Native American criticism, growing up in the 1970s and ‘80s, alongside multiculturalism, began to address that, and suggest that these books have value. But the main argument is somehow faulty: That these have value not despite the fact that they’re different, but because they are. So they were read for difference where, in some ways, difference didn’t exist.

Most Native critics are in the same situation as many Native writers, where criticism is a kind of wish-fulfillment. Books are a portal into cultural connection for the writer and the critic. People feel, “I really want to believe that these books perform culture.” Because for Native critics and writers, it’s a way to have a connection with their culture.

I had my own identity issues so long ago, and that’s my private business. I know who I am, and where I belong, and who my people are. I don’t need anyone else to approve it. I don’t need anyone else to give it a thumbs-up or thumbs-down. I don’t need my books to make me feel better about myself, or my place. I skipped all that. I speak Ojibwe, and that’s a great thing. And I don’t need books to do that for me.

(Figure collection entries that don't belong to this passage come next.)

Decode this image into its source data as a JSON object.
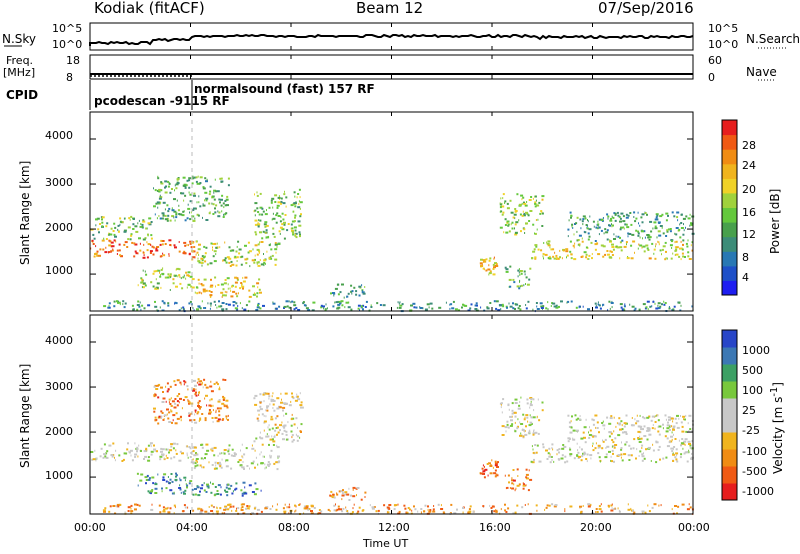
{
  "header": {
    "station": "Kodiak (fitACF)",
    "beam": "Beam 12",
    "date": "07/Sep/2016"
  },
  "nsky": {
    "label": "N.Sky",
    "tick_top": "10^5",
    "tick_bottom": "10^0",
    "right_label": "N.Search",
    "right_tick_top": "10^5",
    "right_tick_bottom": "10^0"
  },
  "freq": {
    "label_line1": "Freq.",
    "label_line2": "[MHz]",
    "tick_top": "18",
    "tick_bottom": "8",
    "right_label": "Nave",
    "right_tick_top": "60",
    "right_tick_bottom": "0"
  },
  "cpid": {
    "label": "CPID",
    "segment1": "pcodescan -9115 RF",
    "segment2": "normalsound (fast) 157 RF"
  },
  "chart_data": [
    {
      "type": "heatmap",
      "title": "",
      "xlabel": "Time UT",
      "ylabel": "Slant Range [km]",
      "x_ticks": [
        "00:00",
        "04:00",
        "08:00",
        "12:00",
        "16:00",
        "20:00",
        "00:00"
      ],
      "y_ticks": [
        "1000",
        "2000",
        "3000",
        "4000"
      ],
      "xlim": [
        0,
        24
      ],
      "ylim": [
        180,
        4600
      ],
      "colorbar": {
        "label": "Power [dB]",
        "ticks": [
          "4",
          "8",
          "12",
          "16",
          "20",
          "24",
          "28"
        ],
        "range": [
          0,
          30
        ],
        "colors": [
          "#1e1ef0",
          "#1e50c8",
          "#2878b4",
          "#3c8c78",
          "#48a04c",
          "#64c83c",
          "#a0d23c",
          "#f0d228",
          "#f0b41e",
          "#f08c14",
          "#f05a14",
          "#e61e1e"
        ]
      },
      "regions": [
        {
          "t0": 0.0,
          "t1": 4.2,
          "r0": 1380,
          "r1": 1780,
          "level": 0.85
        },
        {
          "t0": 0.0,
          "t1": 2.5,
          "r0": 1780,
          "r1": 2300,
          "level": 0.45
        },
        {
          "t0": 1.8,
          "t1": 4.0,
          "r0": 650,
          "r1": 1150,
          "level": 0.5
        },
        {
          "t0": 4.0,
          "t1": 6.8,
          "r0": 500,
          "r1": 950,
          "level": 0.65
        },
        {
          "t0": 4.0,
          "t1": 7.5,
          "r0": 1200,
          "r1": 1750,
          "level": 0.55
        },
        {
          "t0": 6.5,
          "t1": 8.4,
          "r0": 1800,
          "r1": 2900,
          "level": 0.45
        },
        {
          "t0": 2.5,
          "t1": 5.5,
          "r0": 2200,
          "r1": 3200,
          "level": 0.4
        },
        {
          "t0": 0.5,
          "t1": 24.0,
          "r0": 200,
          "r1": 420,
          "level": 0.3
        },
        {
          "t0": 9.5,
          "t1": 11.0,
          "r0": 500,
          "r1": 800,
          "level": 0.35
        },
        {
          "t0": 15.5,
          "t1": 16.2,
          "r0": 1000,
          "r1": 1400,
          "level": 0.7
        },
        {
          "t0": 16.5,
          "t1": 17.5,
          "r0": 700,
          "r1": 1200,
          "level": 0.4
        },
        {
          "t0": 16.3,
          "t1": 18.0,
          "r0": 1900,
          "r1": 2800,
          "level": 0.5
        },
        {
          "t0": 17.5,
          "t1": 24.0,
          "r0": 1350,
          "r1": 1750,
          "level": 0.6
        },
        {
          "t0": 19.0,
          "t1": 24.0,
          "r0": 1750,
          "r1": 2400,
          "level": 0.35
        }
      ]
    },
    {
      "type": "heatmap",
      "title": "",
      "xlabel": "Time UT",
      "ylabel": "Slant Range [km]",
      "x_ticks": [
        "00:00",
        "04:00",
        "08:00",
        "12:00",
        "16:00",
        "20:00",
        "00:00"
      ],
      "y_ticks": [
        "1000",
        "2000",
        "3000",
        "4000"
      ],
      "xlim": [
        0,
        24
      ],
      "ylim": [
        180,
        4600
      ],
      "colorbar": {
        "label": "Velocity [m s^-1]",
        "ticks": [
          "1000",
          "500",
          "100",
          "25",
          "-25",
          "-100",
          "-500",
          "-1000"
        ],
        "colors": [
          "#2846c8",
          "#3c78b4",
          "#3ca064",
          "#78c83c",
          "#c8c8c8",
          "#c8c8c8",
          "#f0b41e",
          "#f08c14",
          "#f05a14",
          "#e61e1e"
        ]
      },
      "regions": [
        {
          "t0": 0.0,
          "t1": 4.2,
          "r0": 1380,
          "r1": 1780,
          "level": 0.5
        },
        {
          "t0": 1.8,
          "t1": 4.0,
          "r0": 650,
          "r1": 1100,
          "level": 0.2
        },
        {
          "t0": 4.0,
          "t1": 6.8,
          "r0": 600,
          "r1": 900,
          "level": 0.2
        },
        {
          "t0": 4.0,
          "t1": 7.5,
          "r0": 1200,
          "r1": 1750,
          "level": 0.5
        },
        {
          "t0": 6.5,
          "t1": 8.4,
          "r0": 1800,
          "r1": 2900,
          "level": 0.55
        },
        {
          "t0": 2.5,
          "t1": 5.5,
          "r0": 2200,
          "r1": 3200,
          "level": 0.75
        },
        {
          "t0": 0.5,
          "t1": 24.0,
          "r0": 200,
          "r1": 420,
          "level": 0.7
        },
        {
          "t0": 9.5,
          "t1": 11.0,
          "r0": 500,
          "r1": 800,
          "level": 0.75
        },
        {
          "t0": 15.5,
          "t1": 16.2,
          "r0": 1000,
          "r1": 1400,
          "level": 0.85
        },
        {
          "t0": 16.5,
          "t1": 17.5,
          "r0": 700,
          "r1": 1200,
          "level": 0.8
        },
        {
          "t0": 16.3,
          "t1": 18.0,
          "r0": 1900,
          "r1": 2800,
          "level": 0.5
        },
        {
          "t0": 17.5,
          "t1": 24.0,
          "r0": 1350,
          "r1": 1750,
          "level": 0.5
        },
        {
          "t0": 19.0,
          "t1": 24.0,
          "r0": 1750,
          "r1": 2400,
          "level": 0.5
        }
      ]
    }
  ]
}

Books are for thought and pleasure, and the thrill and magic that literature can bring. And for their inventiveness, not for their truth – except for maybe their emotional truth. That’s what books do for me. I mean, I love that. I can’t live without that. But it’s not about who I am. A lot of people like stories of cultural re-connection. And I’m not interested in that at all.

* * * * * *
A lot to think about, yes?

2 comments:

Foxessa said...

So much to think about indeed.

Thank you so much for bringing this work to the attention of us who didn't already know about it.

Love, C.

Eleanor said...

I guess I'd better track down a copy of the book. I just wrote a story in which I used an Ojibwa noun by itself. It will probably stay, though I should probably double check the word. It's what you do when you don't know a language, especially given the importance of nouns in English.